Right now there's significant logic in fake_server.cc to track the progress markers that are returned, primarily orchestrated through the UpdateSieve class https://cs.chromium.org/chromium/src/components/sync/test/fake_server/fake_server.cc?l=57
There is a significant oddity however. The progress marker for a data type is essentially the max of that data type's GU request progress marker and the largest version number that returned an entity in this GU request regardless of type.
This can cause odd problems when clients don't always ask for the same sets of data types. For example, imagine all progress markers are at 0, but there's a new bookmark in the fake server with version 1. Client A GUs with all types, and now will have all progress markers set to 1. However if Client B calls GU with just the bookmarks type, they will have just bookmark's progress marker set to version 1, everything else will remain at 0. And they can call subsequent GU calls with all types and this will not change, unless another item is committed to some data type.

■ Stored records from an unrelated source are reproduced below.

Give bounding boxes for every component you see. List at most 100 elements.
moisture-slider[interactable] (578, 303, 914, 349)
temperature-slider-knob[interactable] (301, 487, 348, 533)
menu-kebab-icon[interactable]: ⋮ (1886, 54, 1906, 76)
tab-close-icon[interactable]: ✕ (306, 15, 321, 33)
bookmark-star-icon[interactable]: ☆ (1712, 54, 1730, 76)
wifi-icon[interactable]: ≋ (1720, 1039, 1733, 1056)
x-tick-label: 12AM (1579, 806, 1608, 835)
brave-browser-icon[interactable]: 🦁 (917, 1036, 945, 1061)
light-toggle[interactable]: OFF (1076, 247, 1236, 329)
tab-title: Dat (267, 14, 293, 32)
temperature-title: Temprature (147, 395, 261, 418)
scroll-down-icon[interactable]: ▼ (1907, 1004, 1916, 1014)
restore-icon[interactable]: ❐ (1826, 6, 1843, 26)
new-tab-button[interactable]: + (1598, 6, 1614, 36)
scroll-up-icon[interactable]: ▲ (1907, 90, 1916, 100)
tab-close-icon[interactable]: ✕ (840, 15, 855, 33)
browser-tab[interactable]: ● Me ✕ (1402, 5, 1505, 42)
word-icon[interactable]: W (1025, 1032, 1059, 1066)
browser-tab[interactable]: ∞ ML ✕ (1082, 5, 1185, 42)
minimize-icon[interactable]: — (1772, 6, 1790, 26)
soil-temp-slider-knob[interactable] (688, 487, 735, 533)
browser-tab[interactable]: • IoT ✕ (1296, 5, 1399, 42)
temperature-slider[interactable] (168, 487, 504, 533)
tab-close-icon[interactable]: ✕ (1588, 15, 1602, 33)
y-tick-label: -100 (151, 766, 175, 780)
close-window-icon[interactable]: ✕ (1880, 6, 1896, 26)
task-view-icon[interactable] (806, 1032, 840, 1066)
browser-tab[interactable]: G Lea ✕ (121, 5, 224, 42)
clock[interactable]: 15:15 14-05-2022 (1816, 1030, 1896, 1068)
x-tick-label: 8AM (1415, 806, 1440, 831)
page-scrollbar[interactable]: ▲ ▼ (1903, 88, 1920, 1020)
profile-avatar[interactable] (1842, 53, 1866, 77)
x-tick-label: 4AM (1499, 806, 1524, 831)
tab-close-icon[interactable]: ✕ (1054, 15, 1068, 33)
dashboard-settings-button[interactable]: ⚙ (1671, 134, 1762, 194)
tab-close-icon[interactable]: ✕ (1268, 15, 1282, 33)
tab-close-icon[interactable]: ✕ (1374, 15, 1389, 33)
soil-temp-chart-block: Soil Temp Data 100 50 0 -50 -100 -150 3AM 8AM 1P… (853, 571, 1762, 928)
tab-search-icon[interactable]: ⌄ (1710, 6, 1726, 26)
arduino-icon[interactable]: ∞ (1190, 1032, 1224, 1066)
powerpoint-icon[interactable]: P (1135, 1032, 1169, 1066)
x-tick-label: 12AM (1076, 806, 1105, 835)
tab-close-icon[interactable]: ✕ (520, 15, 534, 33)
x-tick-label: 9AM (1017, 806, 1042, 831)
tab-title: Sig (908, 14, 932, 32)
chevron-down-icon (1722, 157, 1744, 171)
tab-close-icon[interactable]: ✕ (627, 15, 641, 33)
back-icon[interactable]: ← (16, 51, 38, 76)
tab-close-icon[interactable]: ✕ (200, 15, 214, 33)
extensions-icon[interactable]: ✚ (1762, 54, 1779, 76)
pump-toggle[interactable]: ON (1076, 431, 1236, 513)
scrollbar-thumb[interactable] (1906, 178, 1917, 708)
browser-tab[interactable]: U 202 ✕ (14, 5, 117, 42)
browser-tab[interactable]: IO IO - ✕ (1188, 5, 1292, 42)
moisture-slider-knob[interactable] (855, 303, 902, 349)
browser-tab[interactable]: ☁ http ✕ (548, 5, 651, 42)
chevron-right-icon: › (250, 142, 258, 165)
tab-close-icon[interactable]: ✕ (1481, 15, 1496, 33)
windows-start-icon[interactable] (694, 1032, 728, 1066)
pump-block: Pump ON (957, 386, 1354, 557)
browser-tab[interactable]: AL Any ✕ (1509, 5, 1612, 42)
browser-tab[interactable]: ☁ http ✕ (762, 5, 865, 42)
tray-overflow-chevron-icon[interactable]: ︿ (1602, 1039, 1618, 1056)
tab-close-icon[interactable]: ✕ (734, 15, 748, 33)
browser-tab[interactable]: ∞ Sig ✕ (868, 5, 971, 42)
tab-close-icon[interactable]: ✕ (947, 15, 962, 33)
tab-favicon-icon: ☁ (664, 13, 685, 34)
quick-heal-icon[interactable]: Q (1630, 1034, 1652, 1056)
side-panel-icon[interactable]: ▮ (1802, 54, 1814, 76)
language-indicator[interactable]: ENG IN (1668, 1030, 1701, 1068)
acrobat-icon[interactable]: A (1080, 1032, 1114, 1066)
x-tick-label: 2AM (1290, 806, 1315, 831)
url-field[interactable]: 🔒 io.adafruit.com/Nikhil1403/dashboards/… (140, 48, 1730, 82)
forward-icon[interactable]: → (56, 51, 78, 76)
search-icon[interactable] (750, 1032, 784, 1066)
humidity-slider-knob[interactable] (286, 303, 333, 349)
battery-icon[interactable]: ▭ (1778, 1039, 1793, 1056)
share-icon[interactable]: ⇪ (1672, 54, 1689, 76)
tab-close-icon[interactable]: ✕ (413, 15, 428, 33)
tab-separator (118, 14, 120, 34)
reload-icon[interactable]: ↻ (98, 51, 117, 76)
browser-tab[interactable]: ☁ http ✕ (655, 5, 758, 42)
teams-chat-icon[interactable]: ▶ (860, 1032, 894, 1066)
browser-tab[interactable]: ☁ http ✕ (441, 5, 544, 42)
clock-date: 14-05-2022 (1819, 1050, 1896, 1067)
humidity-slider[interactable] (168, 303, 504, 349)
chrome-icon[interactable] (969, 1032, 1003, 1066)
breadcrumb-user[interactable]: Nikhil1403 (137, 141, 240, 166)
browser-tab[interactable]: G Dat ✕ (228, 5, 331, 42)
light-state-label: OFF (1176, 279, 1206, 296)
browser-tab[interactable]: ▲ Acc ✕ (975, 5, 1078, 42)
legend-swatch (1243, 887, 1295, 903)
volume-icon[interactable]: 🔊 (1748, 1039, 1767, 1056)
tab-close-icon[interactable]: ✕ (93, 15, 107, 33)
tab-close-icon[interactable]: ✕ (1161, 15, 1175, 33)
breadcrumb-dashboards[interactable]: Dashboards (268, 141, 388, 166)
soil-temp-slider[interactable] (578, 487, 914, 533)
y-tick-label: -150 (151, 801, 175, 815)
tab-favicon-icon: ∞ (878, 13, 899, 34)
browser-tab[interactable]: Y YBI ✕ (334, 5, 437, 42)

This doesn't make any sense, and has caused a problem when switching to USS device info, TwoClientSearchEnginesSyncTest.DisableSync started to fail when DeviceInfoSyncBridge didn't commit itself during merge. Although clients typically perform GU calls with all types, this isn't true during initialization. This test case disables sync and re-enables it for client index 1. A GU for priority types goes out first, and it misses version 30 that was created for the added search engine entity. Instead priority prefs gets stuck on version 29 and AwaitQuiescence() is never satisfied.
Two options here, either all progress markers share a max version, or each data type operates independently. I think the latter is preferable, if clients try to ask for smaller sets of model types based on invalidation, it may cause tests to fail when they didn't update the progress markers for types that didn't even change.
The behavior is actually fairly disjoint from reality. Real progress markers are a function of the current time, and pretty much always change on GU. However, we do not want to copy that behavior, we want to be able to check for equality in our testing. Using the clock time would cause everything to fail.